From ee3c5001bdbf96a2de636187d8ad1903cd32a60f Mon Sep 17 00:00:00 2001
From: Daniel <danwip@hotmail.com>
Date: Sun, 20 Oct 2024 12:24:18 +0200
Subject: [PATCH] added information on how to best approach register assignment

---
 package/src/Transpiler.jl | 18 ++++++++++++++++++
 1 file changed, 18 insertions(+)

diff --git a/package/src/Transpiler.jl b/package/src/Transpiler.jl
index 029a3d5..983c301 100644
--- a/package/src/Transpiler.jl
+++ b/package/src/Transpiler.jl
@@ -78,6 +78,24 @@ function culoadtest(N::Int32, op = "add.f32")
 		@time CUDA.@sync cudacall(func, Tuple{CuPtr{Cfloat},CuPtr{Cfloat},CuPtr{Cfloat},Cint}, d_a, d_b, d_c, N; threads=threadsPerBlock, blocks=blocksPerGrid)
 end
 
+# Number of threads per block/SM + max number of registers
+# https://docs.nvidia.com/cuda/cuda-c-programming-guide/#features-and-technical-specifications
+# Need to assume a max of 2048 threads per Streaming Multiprocessor (SM)
+# One SM can have 64*1024 32-bit registers at max
+# One thread can at max use 255 registers
+# Meaning one has access to at most 32 registers in the worst case.

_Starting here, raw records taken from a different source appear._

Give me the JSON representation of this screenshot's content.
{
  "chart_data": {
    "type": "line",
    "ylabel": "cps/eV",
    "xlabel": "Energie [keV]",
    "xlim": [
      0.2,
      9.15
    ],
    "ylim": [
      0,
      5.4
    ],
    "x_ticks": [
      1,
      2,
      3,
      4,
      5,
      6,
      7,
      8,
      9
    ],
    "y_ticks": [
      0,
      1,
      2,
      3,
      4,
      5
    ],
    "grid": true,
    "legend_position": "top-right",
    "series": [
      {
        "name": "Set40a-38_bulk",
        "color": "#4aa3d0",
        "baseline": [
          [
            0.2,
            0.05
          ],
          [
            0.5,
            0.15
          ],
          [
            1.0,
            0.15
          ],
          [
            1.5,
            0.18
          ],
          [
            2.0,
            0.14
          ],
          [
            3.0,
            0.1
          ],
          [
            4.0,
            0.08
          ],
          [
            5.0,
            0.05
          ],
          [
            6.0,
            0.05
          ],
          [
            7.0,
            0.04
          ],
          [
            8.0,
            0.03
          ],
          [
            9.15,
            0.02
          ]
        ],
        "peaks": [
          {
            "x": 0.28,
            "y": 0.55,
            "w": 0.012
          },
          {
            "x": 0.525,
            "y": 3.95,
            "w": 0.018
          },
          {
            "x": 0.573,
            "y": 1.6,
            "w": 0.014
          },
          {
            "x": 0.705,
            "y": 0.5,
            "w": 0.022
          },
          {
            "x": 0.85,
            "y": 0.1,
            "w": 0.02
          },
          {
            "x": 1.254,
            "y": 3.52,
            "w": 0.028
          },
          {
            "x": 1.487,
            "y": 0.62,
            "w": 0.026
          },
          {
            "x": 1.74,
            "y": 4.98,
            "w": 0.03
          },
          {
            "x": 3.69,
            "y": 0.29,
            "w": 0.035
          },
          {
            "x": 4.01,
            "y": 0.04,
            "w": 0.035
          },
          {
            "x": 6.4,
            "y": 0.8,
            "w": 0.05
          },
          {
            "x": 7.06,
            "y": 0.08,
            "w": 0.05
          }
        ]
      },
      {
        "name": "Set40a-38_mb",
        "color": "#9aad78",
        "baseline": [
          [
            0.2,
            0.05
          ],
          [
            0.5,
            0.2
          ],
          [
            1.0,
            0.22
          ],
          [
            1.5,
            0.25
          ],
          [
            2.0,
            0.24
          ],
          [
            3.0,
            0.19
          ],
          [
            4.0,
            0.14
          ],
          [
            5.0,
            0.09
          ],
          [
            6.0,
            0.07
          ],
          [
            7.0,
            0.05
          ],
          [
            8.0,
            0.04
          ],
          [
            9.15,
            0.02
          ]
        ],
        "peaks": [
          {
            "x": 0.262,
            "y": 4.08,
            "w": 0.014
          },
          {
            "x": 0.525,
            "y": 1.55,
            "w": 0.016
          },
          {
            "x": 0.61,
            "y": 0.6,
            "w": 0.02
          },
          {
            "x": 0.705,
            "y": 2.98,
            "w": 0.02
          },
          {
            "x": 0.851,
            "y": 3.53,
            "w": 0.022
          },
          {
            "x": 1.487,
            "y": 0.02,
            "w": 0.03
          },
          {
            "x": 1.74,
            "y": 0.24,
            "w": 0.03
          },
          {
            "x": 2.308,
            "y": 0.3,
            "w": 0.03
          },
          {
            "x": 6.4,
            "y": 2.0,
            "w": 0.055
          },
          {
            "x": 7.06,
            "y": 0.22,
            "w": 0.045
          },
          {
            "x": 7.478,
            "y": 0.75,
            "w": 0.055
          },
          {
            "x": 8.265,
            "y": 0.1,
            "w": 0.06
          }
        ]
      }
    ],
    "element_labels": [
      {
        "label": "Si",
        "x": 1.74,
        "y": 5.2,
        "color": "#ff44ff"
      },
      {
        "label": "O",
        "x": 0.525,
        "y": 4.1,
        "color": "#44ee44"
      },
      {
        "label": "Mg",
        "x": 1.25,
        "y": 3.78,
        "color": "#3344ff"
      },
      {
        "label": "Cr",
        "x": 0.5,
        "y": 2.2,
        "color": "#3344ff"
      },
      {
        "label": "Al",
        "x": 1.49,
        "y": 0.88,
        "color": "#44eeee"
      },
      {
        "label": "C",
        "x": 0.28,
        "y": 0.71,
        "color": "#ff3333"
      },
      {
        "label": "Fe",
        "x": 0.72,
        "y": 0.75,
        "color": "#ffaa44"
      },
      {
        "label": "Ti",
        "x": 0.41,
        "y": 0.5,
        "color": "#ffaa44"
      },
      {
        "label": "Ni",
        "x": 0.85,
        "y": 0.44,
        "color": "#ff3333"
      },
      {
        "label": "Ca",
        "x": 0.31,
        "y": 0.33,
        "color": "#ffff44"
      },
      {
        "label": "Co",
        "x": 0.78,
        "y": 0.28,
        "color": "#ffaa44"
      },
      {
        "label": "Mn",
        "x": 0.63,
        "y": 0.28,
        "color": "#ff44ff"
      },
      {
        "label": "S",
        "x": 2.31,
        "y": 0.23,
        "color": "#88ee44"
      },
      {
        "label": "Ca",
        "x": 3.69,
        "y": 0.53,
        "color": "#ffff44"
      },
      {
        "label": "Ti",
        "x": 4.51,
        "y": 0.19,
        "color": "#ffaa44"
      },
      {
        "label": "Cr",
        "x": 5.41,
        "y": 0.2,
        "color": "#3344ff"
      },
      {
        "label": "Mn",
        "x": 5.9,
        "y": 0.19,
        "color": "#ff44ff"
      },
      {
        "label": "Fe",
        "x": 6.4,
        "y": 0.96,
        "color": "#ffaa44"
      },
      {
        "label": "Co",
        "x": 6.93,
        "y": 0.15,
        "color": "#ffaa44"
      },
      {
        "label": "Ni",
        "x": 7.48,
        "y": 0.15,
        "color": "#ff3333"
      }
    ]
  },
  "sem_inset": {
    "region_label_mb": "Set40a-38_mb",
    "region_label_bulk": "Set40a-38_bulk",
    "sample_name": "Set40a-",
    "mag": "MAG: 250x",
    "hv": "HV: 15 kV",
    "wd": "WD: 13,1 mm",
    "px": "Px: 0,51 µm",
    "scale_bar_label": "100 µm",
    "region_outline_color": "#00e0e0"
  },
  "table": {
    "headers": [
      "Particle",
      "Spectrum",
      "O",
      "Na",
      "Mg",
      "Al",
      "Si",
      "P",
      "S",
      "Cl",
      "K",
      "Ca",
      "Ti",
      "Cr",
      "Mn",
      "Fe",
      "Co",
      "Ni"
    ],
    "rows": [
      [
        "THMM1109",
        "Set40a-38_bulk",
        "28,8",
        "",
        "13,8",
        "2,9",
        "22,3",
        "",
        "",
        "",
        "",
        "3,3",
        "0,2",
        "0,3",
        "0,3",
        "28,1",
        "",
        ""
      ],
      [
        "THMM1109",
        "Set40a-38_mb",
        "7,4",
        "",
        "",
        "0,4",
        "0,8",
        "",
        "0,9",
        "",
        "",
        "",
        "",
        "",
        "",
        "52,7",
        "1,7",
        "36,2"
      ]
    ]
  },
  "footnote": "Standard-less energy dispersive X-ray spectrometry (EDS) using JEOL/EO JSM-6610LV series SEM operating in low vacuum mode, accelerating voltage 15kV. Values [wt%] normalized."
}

Using 64 bit values this number gets halfed (see: https://docs.nvidia.com/cuda/cuda-c-programming-guide/#multiprocessor-level (almost at the end of the linked section))
+
+# I think I will go with max 16 registers for now and leave a better register allocation technique for future work
+# Maybe helpful for future tuning: https://docs.nvidia.com/cuda/cuda-c-programming-guide/#maximum-number-of-registers-per-thread
+
+# https://docs.nvidia.com/cuda/cuda-c-programming-guide/#multiprocessor-level
+# This states, that using fewer registers allows more threads to reside on a single SM which improves performance. 
+# So I could use more registers at the expense for performance. Depending on how this would simplify my algorithm, I might do this and leave more optimisation to future work
+
+# Since the generated expressions should have between 10 and 50 symbols, I think allowing a max. of 128 32-bit registers should make for an easy algorithm. If during testing the result is slow, maybe try reducing the number of registers and perform more intelligent allocation/assignment
+# With 128 Registers, one could have 32 Warps on one SM ((128 * 16 = 2048) * 32 == 64*1024 == max number of registers per SM) This means 512 Threads per SM in the worst case
+
+
 const exitJumpLocationMarker = "\$L__BB0_2"
 function transpile(expression::ExpressionProcessing.PostfixType)
 	ptxBuffer = IOBuffer()